Quite often, series novels are told from the first-person POV. I like reading first-person novels (assuming I like the character), but the only book I ever wrote in first person was
Dangerous Waters
. The book turned out well, but I found the first-person point of view constraining. I knew there was a lot of interesting stuff going on with other characters, but I could only relay it through dialogue and other secondhand sources. It drove me crazy. First person offers all sorts of benefits in keeping a mystery a mystery. And it is easier to give the reader an in-depth view of the protagonist’s inner thoughts. But I find it more difficult to reveal my antagonist’s views in first person. And in most standalones the antagonist is the one driving the story, at least initially.
Think hard about viewpoint. I usually limit the viewpoints to only two to three characters, and I never switch viewpoints within a chapter. One of the benefits of working in third person is that you can choose chapter by chapter which character has the most dramatic or interesting view of the story.
Plot and Pace
—With standalone novels, think about a ticking clock.
Is a definite time limit (racing to stop the bomb from exploding, finding the child before she’s lost forever) a tried and true device that borders on the cliché? Yes. But it also works. The ticking clock works because it’s in the very nature of a thriller.

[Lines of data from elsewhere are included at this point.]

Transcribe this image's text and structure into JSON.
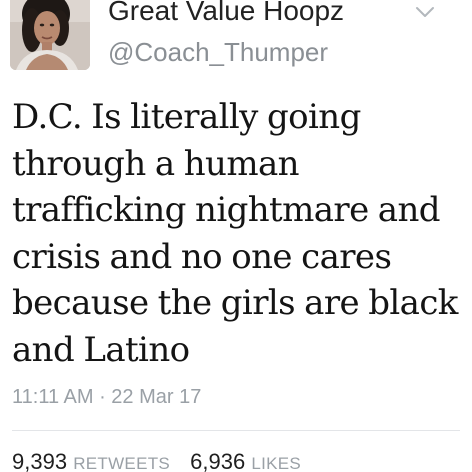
{
  "header": {
    "display_name": "Great Value Hoopz",
    "handle": "@Coach_Thumper",
    "avatar_icon": "profile-photo",
    "menu_icon": "chevron-down-icon"
  },
  "tweet": {
    "lines": [
      "D.C. Is literally going",
      "through a human",
      "trafficking nightmare and",
      "crisis and no one cares",
      "because the girls are black",
      "and Latino"
    ],
    "timestamp": "11:11 AM · 22 Mar 17"
  },
  "stats": {
    "retweets_count": "9,393",
    "retweets_label": "RETWEETS",
    "likes_count": "6,936",
    "likes_label": "LIKES"
  },
  "colors": {
    "name": "#222222",
    "secondary": "#8a8f94",
    "body": "#141414",
    "divider": "#e3e5e8"
  }
}
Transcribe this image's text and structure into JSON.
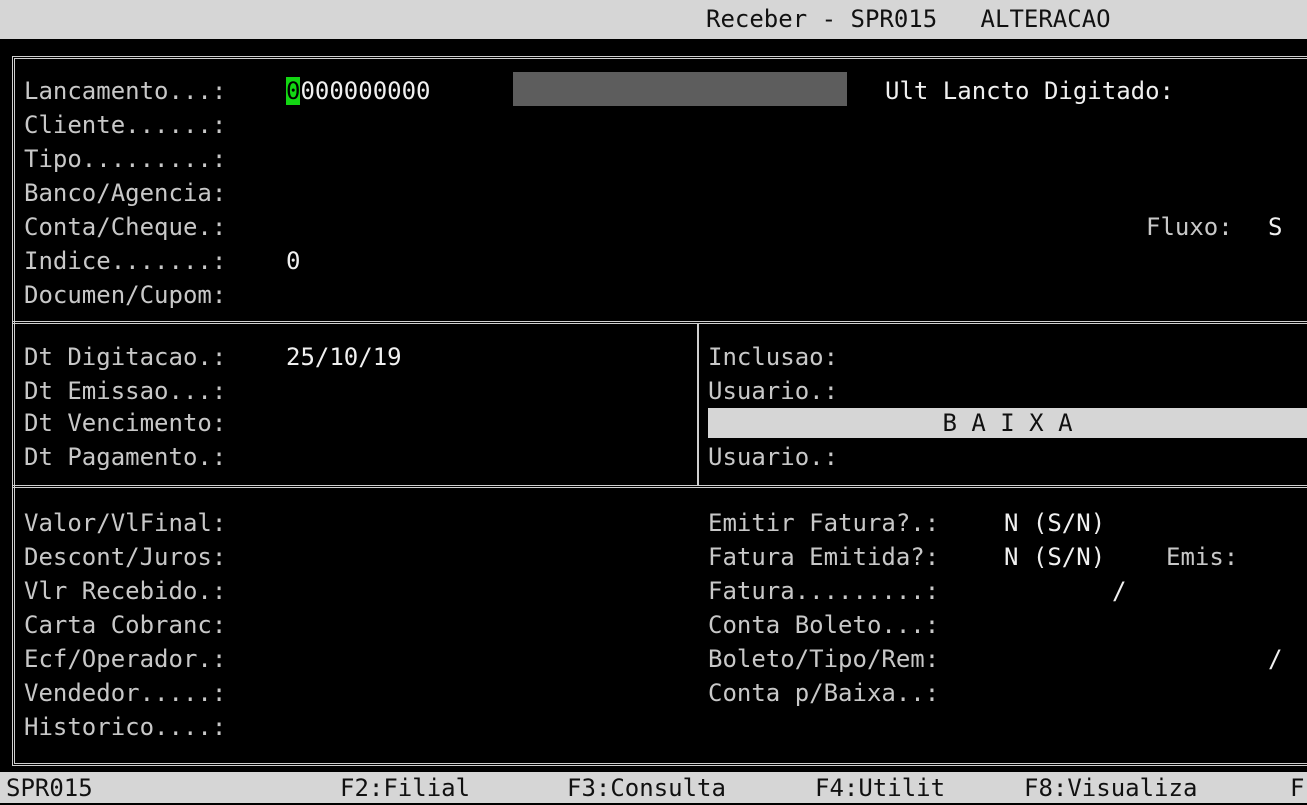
{
  "header": {
    "title": "Receber - SPR015",
    "mode": "ALTERACAO"
  },
  "section1": {
    "lancamento_label": "Lancamento...:",
    "lancamento_cursor": "0",
    "lancamento_rest": "000000000",
    "ult_lancto_label": "Ult Lancto Digitado:",
    "cliente_label": "Cliente......:",
    "tipo_label": "Tipo.........:",
    "banco_label": "Banco/Agencia:",
    "conta_label": "Conta/Cheque.:",
    "fluxo_label": "Fluxo:",
    "fluxo_value": "S",
    "indice_label": "Indice.......:",
    "indice_value": "0",
    "documen_label": "Documen/Cupom:"
  },
  "section2": {
    "dt_digitacao_label": "Dt Digitacao.:",
    "dt_digitacao_value": "25/10/19",
    "dt_emissao_label": "Dt Emissao...:",
    "dt_vencimento_label": "Dt Vencimento:",
    "dt_pagamento_label": "Dt Pagamento.:",
    "inclusao_label": "Inclusao:",
    "usuario1_label": "Usuario.:",
    "baixa_label": "B A I X A",
    "usuario2_label": "Usuario.:"
  },
  "section3": {
    "valor_label": "Valor/VlFinal:",
    "descont_label": "Descont/Juros:",
    "vlr_recebido_label": "Vlr Recebido.:",
    "carta_label": "Carta Cobranc:",
    "ecf_label": "Ecf/Operador.:",
    "vendedor_label": "Vendedor.....:",
    "historico_label": "Historico....:",
    "emitir_fatura_label": "Emitir Fatura?.:",
    "emitir_fatura_value": "N (S/N)",
    "fatura_emitida_label": "Fatura Emitida?:",
    "fatura_emitida_value": "N (S/N)",
    "emis_label": "Emis:",
    "fatura_label": "Fatura.........:",
    "fatura_slash": "/",
    "conta_boleto_label": "Conta Boleto...:",
    "boleto_tipo_label": "Boleto/Tipo/Rem:",
    "boleto_slash": "/",
    "conta_baixa_label": "Conta p/Baixa..:"
  },
  "footer": {
    "program": "SPR015",
    "f2": "F2:Filial",
    "f3": "F3:Consulta",
    "f4": "F4:Utilit",
    "f8": "F8:Visualiza",
    "more": "F"
  }
}
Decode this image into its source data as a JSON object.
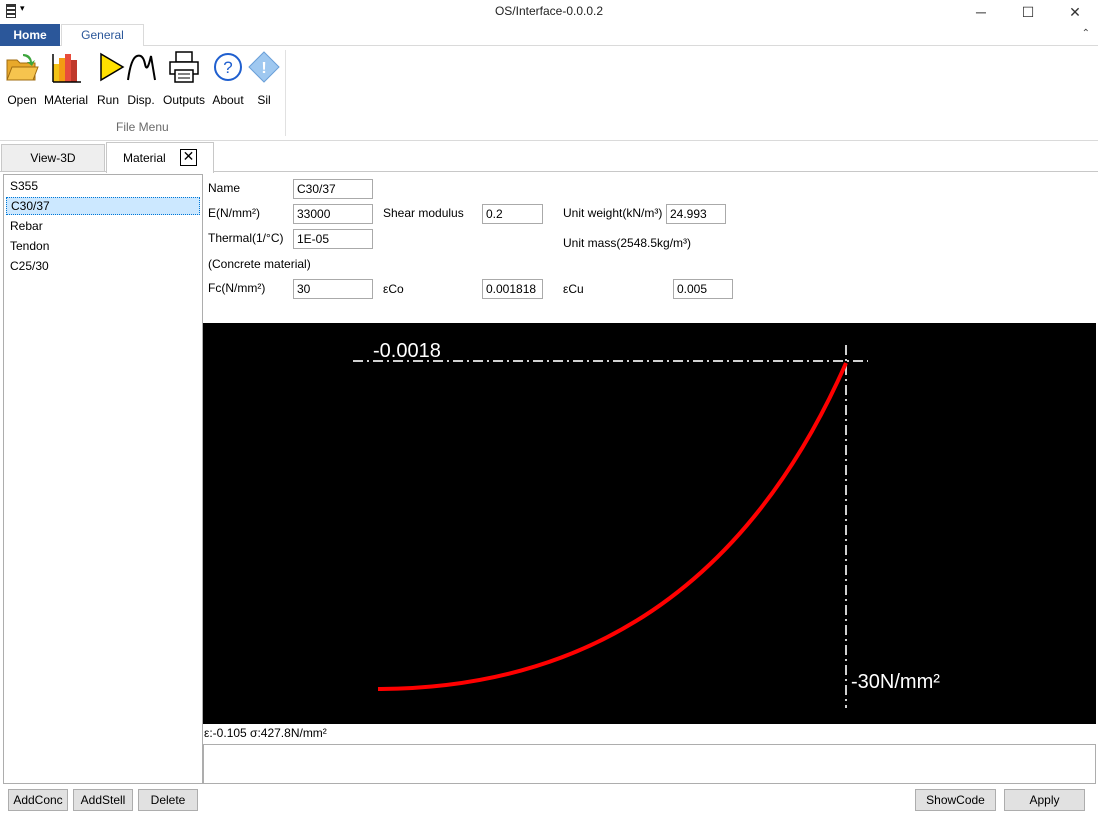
{
  "window": {
    "title": "OS/Interface-0.0.0.2",
    "minimize": "─",
    "maximize": "☐",
    "close": "✕"
  },
  "ribbon": {
    "tabs": {
      "home": "Home",
      "general": "General"
    },
    "collapse_glyph": "⌃",
    "buttons": {
      "open": "Open",
      "material": "MAterial",
      "run": "Run",
      "disp": "Disp.",
      "outputs": "Outputs",
      "about": "About",
      "sil": "Sil"
    },
    "group_label": "File Menu"
  },
  "doc_tabs": {
    "view3d": "View-3D",
    "material": "Material",
    "close_glyph": "✕"
  },
  "materials": [
    "S355",
    "C30/37",
    "Rebar",
    "Tendon",
    "C25/30"
  ],
  "selected_material": "C30/37",
  "properties": {
    "name_label": "Name",
    "name_value": "C30/37",
    "e_label": "E(N/mm²)",
    "e_value": "33000",
    "shear_label": "Shear modulus",
    "shear_value": "0.2",
    "unit_weight_label": "Unit weight(kN/m³)",
    "unit_weight_value": "24.993",
    "thermal_label": "Thermal(1/°C)",
    "thermal_value": "1E-05",
    "unit_mass_label": "Unit mass(2548.5kg/m³)",
    "concrete_label": "(Concrete material)",
    "fc_label": "Fc(N/mm²)",
    "fc_value": "30",
    "eco_label": "εCo",
    "eco_value": "0.001818",
    "ecu_label": "εCu",
    "ecu_value": "0.005"
  },
  "graph": {
    "strain_label": "-0.0018",
    "stress_label": "-30N/mm²",
    "curve_color": "#ff0000",
    "axis_color": "#d0d0d0",
    "background": "#000000"
  },
  "status": {
    "text": "ε:-0.105  σ:427.8N/mm²"
  },
  "buttons": {
    "add_conc": "AddConc",
    "add_stell": "AddStell",
    "delete": "Delete",
    "show_code": "ShowCode",
    "apply": "Apply"
  },
  "colors": {
    "accent": "#2b579a",
    "selection": "#cce8ff"
  }
}
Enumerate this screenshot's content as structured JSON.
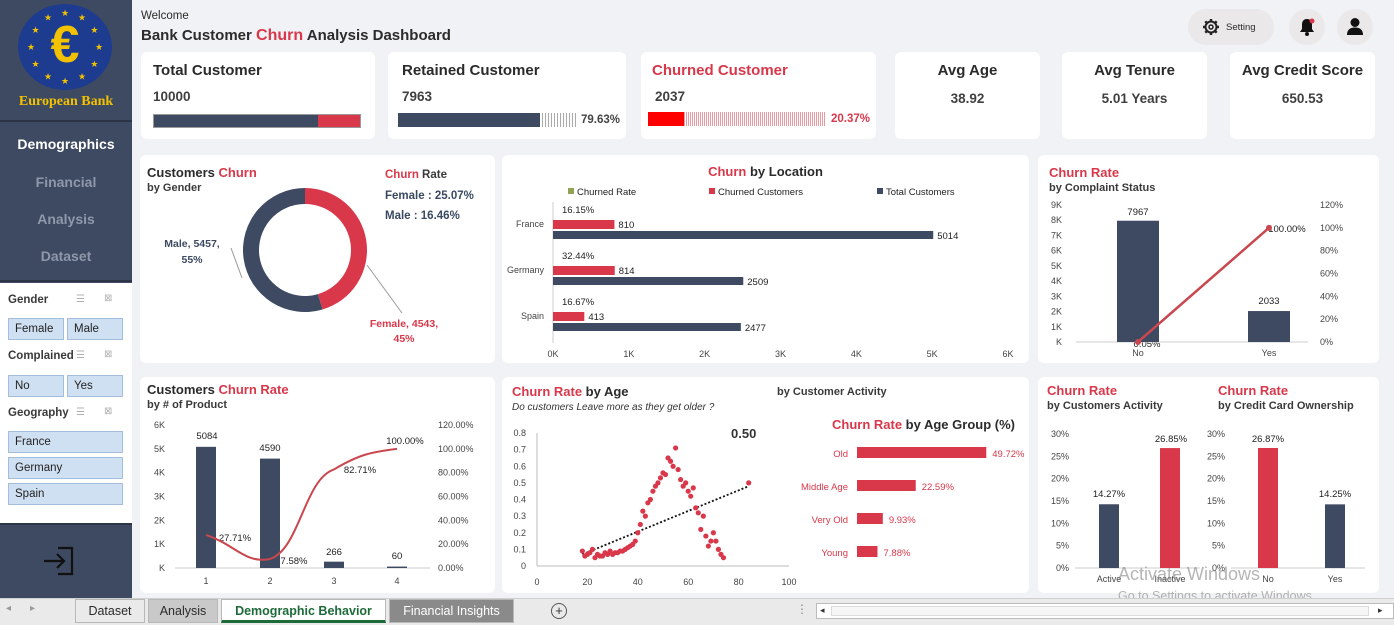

At the most simplistic level, the difference between a mystery and suspense novels is: In a mystery, you want to know who did it. In a suspense novel, you might know whodunit from the first page, but you want to know what happens next.
For the reader to care about what happens next, speed and hard-driving momentum are vital elements of the story. With a good mystery, if your protagonist is engaging, the pace can be more leisurely. But with a suspense novel, if you’re not reluctant to put the book down, if you aren’t burning to see what happens next, something isn’t working.
Think about what’s at stake. Think about a short deadline. Think what would happen if even with all the best efforts of the protagonist, that deadline kept growing shorter. Think about making your reader feel anxious. Think about making him give up a night’s sleep to finish your book. That’s your job.